En este punto Lavagna no quiere dejar dudas. Se presenta como el garante de la ortodoxia del actual modelo económico y critica al gobierno por «su giro a la izquierda». ¿En que consiste esta inesperada desviación que sólo la fina percepción del ex ministro ha advertido? En una entrevista con el diario británico Financial Times publicada en junio declaró lo siguiente: «Lo que me preocupa es la incorrecta interpretación de los resultados electorales, según la cual ahora que (Kirchner) tiene mucho más poder las cosas pueden hacerse de distinta forma que en el pasado, lo que resulta en un claro viraje a la izquierda». Dos aspectos de la gestión gubernamental evidencian a su juicio el cambio de rumbo: la composición del gasto público, inclinada a reforzar el papel del Estado y las relaciones con el gobierno venezolano. Sobre lo primero señaló que la inversión pública debería limitarse a los renglones de salud, educación y seguridad y «el resto debería dejársele al sector privado». Sobre el segundo asunto dijo: «Chávez cuenta desde el punto de vista del clima empresarial. Quiere una economía socialista, y no hay nada que objetar si se limita (a Venezuela), pero a mí no me gusta y no creo que sea bueno para la Argentina. No quiero que esa relación influya en la política argentina». En otras declaraciones aseguró que el ingreso de Venezuela al Mercosur y el posible alejamiento de Uruguay afectaría la calidad institucional del bloque. También advirtió sobre las estatizaciones kirchneristas («hay que cuidarse del capitalismo de amigos»), cuestionó los acuerdos de precios y reclamó reglas estables para los inversores. En definitiva, un claro discurso de centroderecha para hacer frente a la centroizquierda gobernante.

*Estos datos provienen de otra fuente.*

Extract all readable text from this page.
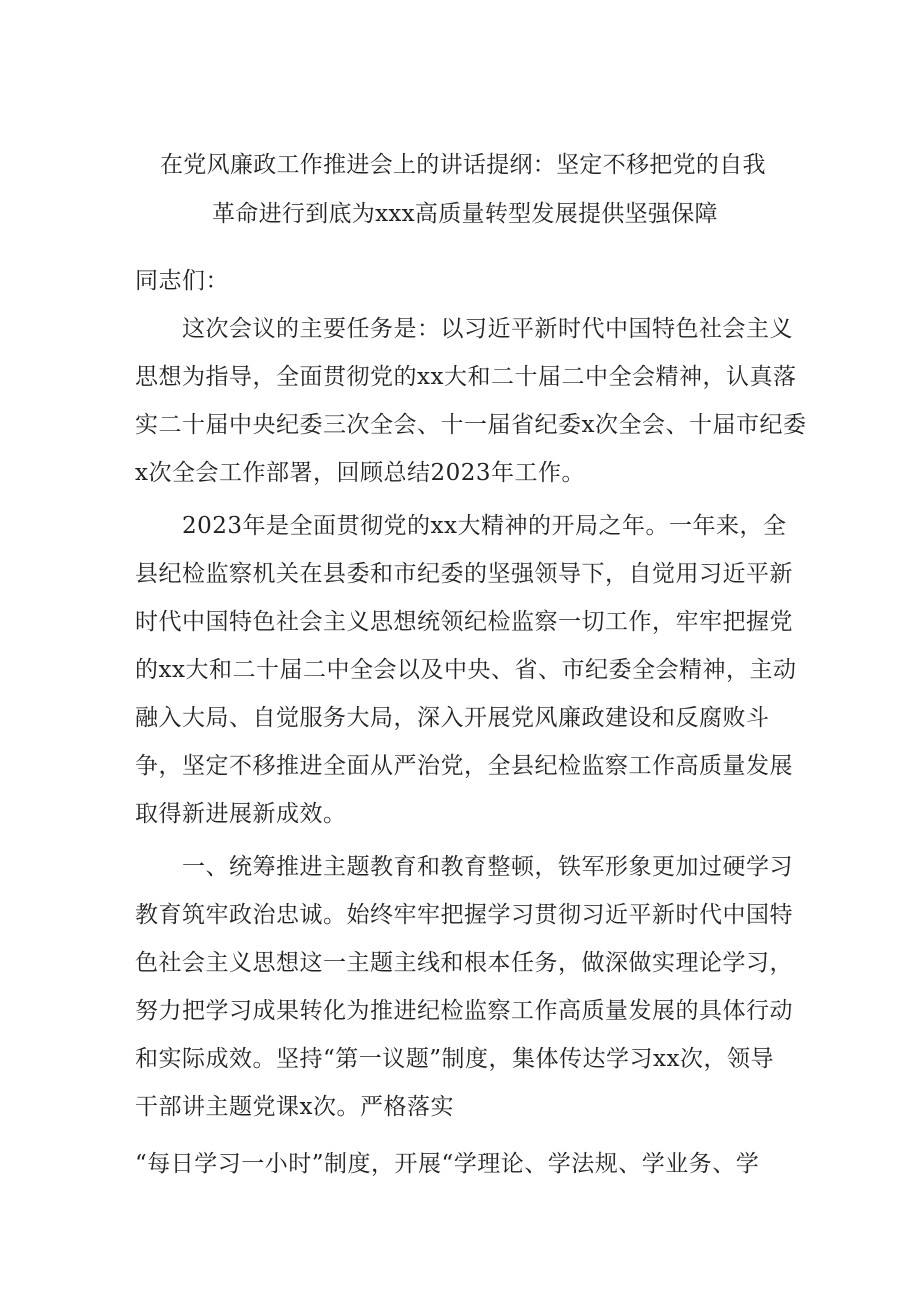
在党风廉政工作推进会上的讲话提纲：坚定不移把党的自我
革命进行到底为xxx高质量转型发展提供坚强保障
同志们：
这次会议的主要任务是：以习近平新时代中国特色社会主义
思想为指导，全面贯彻党的xx大和二十届二中全会精神，认真落
实二十届中央纪委三次全会、十一届省纪委x次全会、十届市纪委
x次全会工作部署，回顾总结2023年工作。
2023年是全面贯彻党的xx大精神的开局之年。一年来，全
县纪检监察机关在县委和市纪委的坚强领导下，自觉用习近平新
时代中国特色社会主义思想统领纪检监察一切工作，牢牢把握党
的xx大和二十届二中全会以及中央、省、市纪委全会精神，主动
融入大局、自觉服务大局，深入开展党风廉政建设和反腐败斗
争，坚定不移推进全面从严治党，全县纪检监察工作高质量发展
取得新进展新成效。
一、统筹推进主题教育和教育整顿，铁军形象更加过硬学习
教育筑牢政治忠诚。始终牢牢把握学习贯彻习近平新时代中国特
色社会主义思想这一主题主线和根本任务，做深做实理论学习，
努力把学习成果转化为推进纪检监察工作高质量发展的具体行动
和实际成效。坚持“第一议题”制度，集体传达学习xx次，领导
干部讲主题党课x次。严格落实
“每日学习一小时”制度，开展“学理论、学法规、学业务、学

El mensaje del ex ministro apunta directamente al interés de las fracciones del gran capital, beneficiadas por la devaluación y el sesgo exportador de la política de acumulación que se afirmó tras el colapso de la convertibilidad. Fija el radio de acción del Estado en los límites en que lo ha confinado el programa neoliberal, dejando en manos de capital monopólico los resortes básicos de regulación económica y, al mismo tiempo, se previene contra cualquier radicalización de una política nacional, oponiendo a la revolución venezolana el apacible y previsible gobierno de Tabaré Vázquez, el mismo que llegó a un tratado de protección de inversiones con Estados Unidos y aspira alcanzar un Acuerdo de Libre Comercio con el democrático imperialismo del norte, aun al precio de romper con el Mercosur.
Sobre la repercusión que tienen estas definiciones en el mundo de los grandes negocios da buena cuenta una encuesta realizada por la Universidad Austral, centro de inteligencia del piadoso Opus Dei. El 14 % de los encuestados declaró que votaría por Lavagna en las próximas presidenciales, a pesar de que el ex ministro todavía no se postuló. El que más adhesiones recogió fue Mauricio Macri, con el 19 %, mientras que el 53 % no sabía por quien votar y sólo el 1 % se inclinó por el actual presidente.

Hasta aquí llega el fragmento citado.